Actually, a very good idea, if owners and managers can be persuaded to fork over the dosh for the position.

I am very sure that I am not alone in groaning at the ever increasing paper work, one of the aspects of this that gets insufficient attention is the problem that the ship has with just filing the stuff.

The Purser's job, which has of course devolved upon the Master, is not so demanding as it was when there were Pursers in the victualling paying and storing and general crew well being side of things.

The R/O's job has been split into two parts - one part has gone to create the EL/O's job, which combines it with the Electrician's job, and the other part was the "Captain's Writer" aspect of being Sparks, which has landed back on the Master again.

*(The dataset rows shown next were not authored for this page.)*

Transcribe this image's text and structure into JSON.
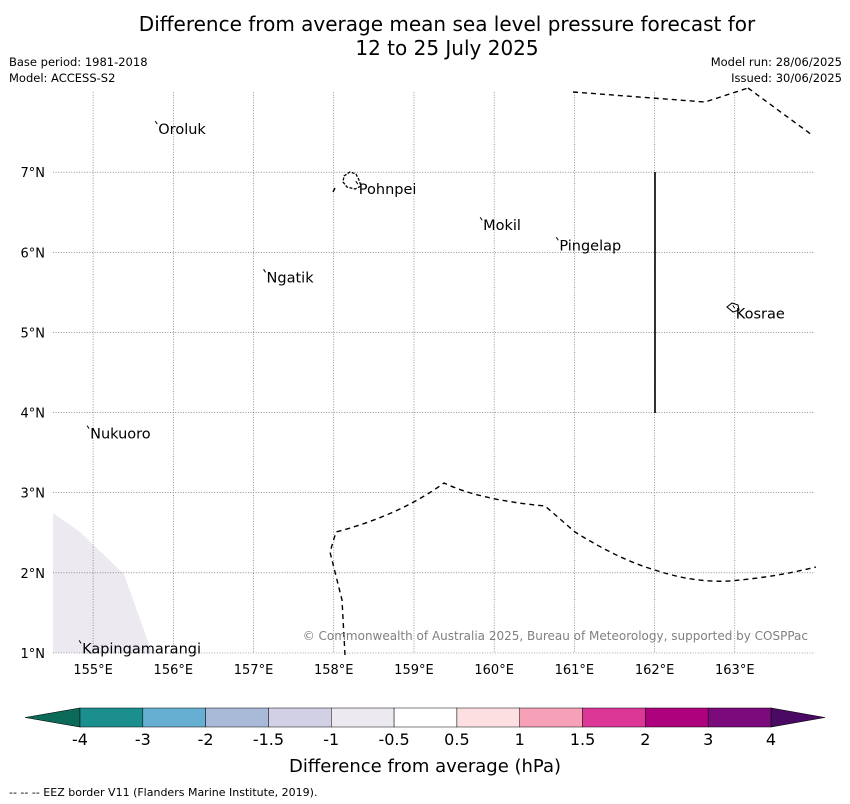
{
  "header": {
    "title_line1": "Difference from average mean sea level pressure forecast for",
    "title_line2": "12 to 25 July 2025",
    "base_period": "Base period: 1981-2018",
    "model": "Model: ACCESS-S2",
    "model_run": "Model run: 28/06/2025",
    "issued": "Issued: 30/06/2025"
  },
  "map": {
    "lon_range": [
      154.5,
      164.0
    ],
    "lat_range": [
      1.0,
      8.0
    ],
    "lon_ticks": [
      "155°E",
      "156°E",
      "157°E",
      "158°E",
      "159°E",
      "160°E",
      "161°E",
      "162°E",
      "163°E"
    ],
    "lat_ticks": [
      "1°N",
      "2°N",
      "3°N",
      "4°N",
      "5°N",
      "6°N",
      "7°N"
    ],
    "places": [
      {
        "name": "Oroluk",
        "lon": 155.8,
        "lat": 7.6
      },
      {
        "name": "Pohnpei",
        "lon": 158.3,
        "lat": 6.85
      },
      {
        "name": "Mokil",
        "lon": 159.85,
        "lat": 6.4
      },
      {
        "name": "Pingelap",
        "lon": 160.8,
        "lat": 6.15
      },
      {
        "name": "Ngatik",
        "lon": 157.15,
        "lat": 5.75
      },
      {
        "name": "Kosrae",
        "lon": 163.0,
        "lat": 5.3
      },
      {
        "name": "Nukuoro",
        "lon": 154.95,
        "lat": 3.8
      },
      {
        "name": "Kapingamarangi",
        "lon": 154.85,
        "lat": 1.12
      }
    ],
    "shaded_region": {
      "category": "-1 to -0.5",
      "color": "#ede9f1"
    },
    "credit": "© Commonwealth of Australia 2025, Bureau of Meteorology, supported by COSPPac"
  },
  "colorbar": {
    "label": "Difference from average (hPa)",
    "ticks": [
      "-4",
      "-3",
      "-2",
      "-1.5",
      "-1",
      "-0.5",
      "0.5",
      "1",
      "1.5",
      "2",
      "3",
      "4"
    ],
    "colors": [
      "#1a8f8e",
      "#66aed2",
      "#a9bad9",
      "#d1d0e5",
      "#ede9f1",
      "#ffffff",
      "#fddfe2",
      "#f6a1b8",
      "#dc3697",
      "#ad017e",
      "#7b0b7c"
    ],
    "low_extend_color": "#0b6b58",
    "high_extend_color": "#4a0a63"
  },
  "footer": {
    "legend": "--  --  -- EEZ border V11 (Flanders Marine Institute, 2019)."
  }
}
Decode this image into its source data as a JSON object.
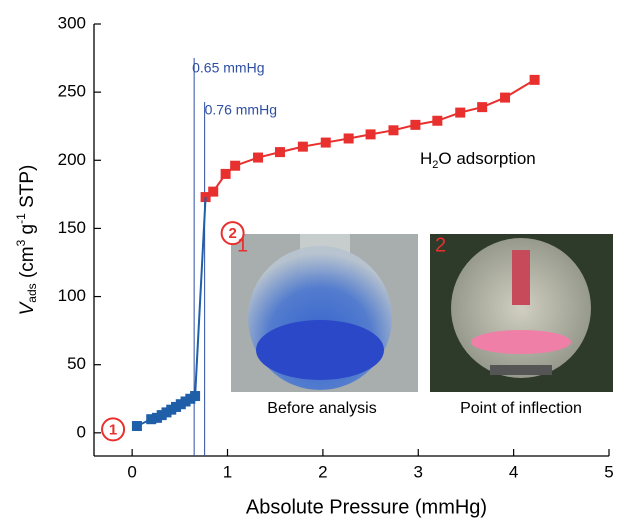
{
  "chart_data": {
    "type": "line",
    "x_label": "Absolute Pressure (mmHg)",
    "y_label_parts": [
      "V",
      "ads",
      " (cm",
      "3",
      " g",
      "-1",
      " STP)"
    ],
    "xlim": [
      -0.4,
      5
    ],
    "xticks": [
      0,
      1,
      2,
      3,
      4,
      5
    ],
    "ylim": [
      -17,
      300
    ],
    "yticks": [
      0,
      50,
      100,
      150,
      200,
      250,
      300
    ],
    "series": [
      {
        "color": "#1f5fa8",
        "x": [
          0.05,
          0.2,
          0.26,
          0.31,
          0.36,
          0.41,
          0.46,
          0.51,
          0.56,
          0.61,
          0.66
        ],
        "values": [
          5,
          10,
          11,
          13,
          15,
          17,
          19,
          21,
          23,
          25,
          27
        ]
      },
      {
        "color": "#e8302e",
        "x": [
          0.77,
          0.85,
          0.98,
          1.08,
          1.32,
          1.55,
          1.79,
          2.03,
          2.27,
          2.5,
          2.74,
          2.97,
          3.2,
          3.44,
          3.67,
          3.91,
          4.22
        ],
        "values": [
          173,
          177,
          190,
          196,
          202,
          206,
          210,
          213,
          216,
          219,
          222,
          226,
          229,
          235,
          239,
          246,
          259
        ]
      }
    ],
    "vlines": [
      {
        "x": 0.65,
        "label": "0.65 mmHg"
      },
      {
        "x": 0.76,
        "label": "0.76 mmHg"
      }
    ],
    "series_label_parts": [
      "H",
      "2",
      "O adsorption"
    ],
    "markers": [
      {
        "label": "1",
        "x": -0.2,
        "y": 4
      },
      {
        "label": "2",
        "x": 0.98,
        "y": 170
      }
    ],
    "photos": [
      {
        "number": "1",
        "caption": "Before analysis"
      },
      {
        "number": "2",
        "caption": "Point of inflection"
      }
    ]
  }
}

I think that there is a need for taking the residual Purser's job and the residual Radio Officer's job and the Captain's Writer's job and combining them into the Administrative Officer's job.


----------



## chadburn (Jun 2, 2008)

Bearing in mind the amount of paperwork required these day's and the complaint's mentioned on this Site about the paperwork that has to be done and impact it has on the Navigational duties with reduced manning, (not taking a decent rest period due to paperwork) it seems like a good idea.


----------



## Burntisland Ship Yard (Aug 2, 2008)

Is this "ship board management" this was coming in on my last cruise on the Ghent, is hard copy paper work increasing now......just curious...


----------



## Ian Brown (Jun 25, 2008)

I can confirm that paperwork is now more than ever. It used to be 'The job's not finished until the paperwork is done' but now it's trying to squeeze the 'real' job into the gaps between doing the paperwork.
Ships preformance is largely measured on the state of the paperwork. I am always amazed that the actual cargo operations are usually completely ignored by our various inspectors who have their heads buried cross checking our paperwork against log entries etc.
Having been Master with Chief Stewards and R/Os I would welcome an Administration Officer but suspect the time it would take to train them and check their work would just add to my work load.


----------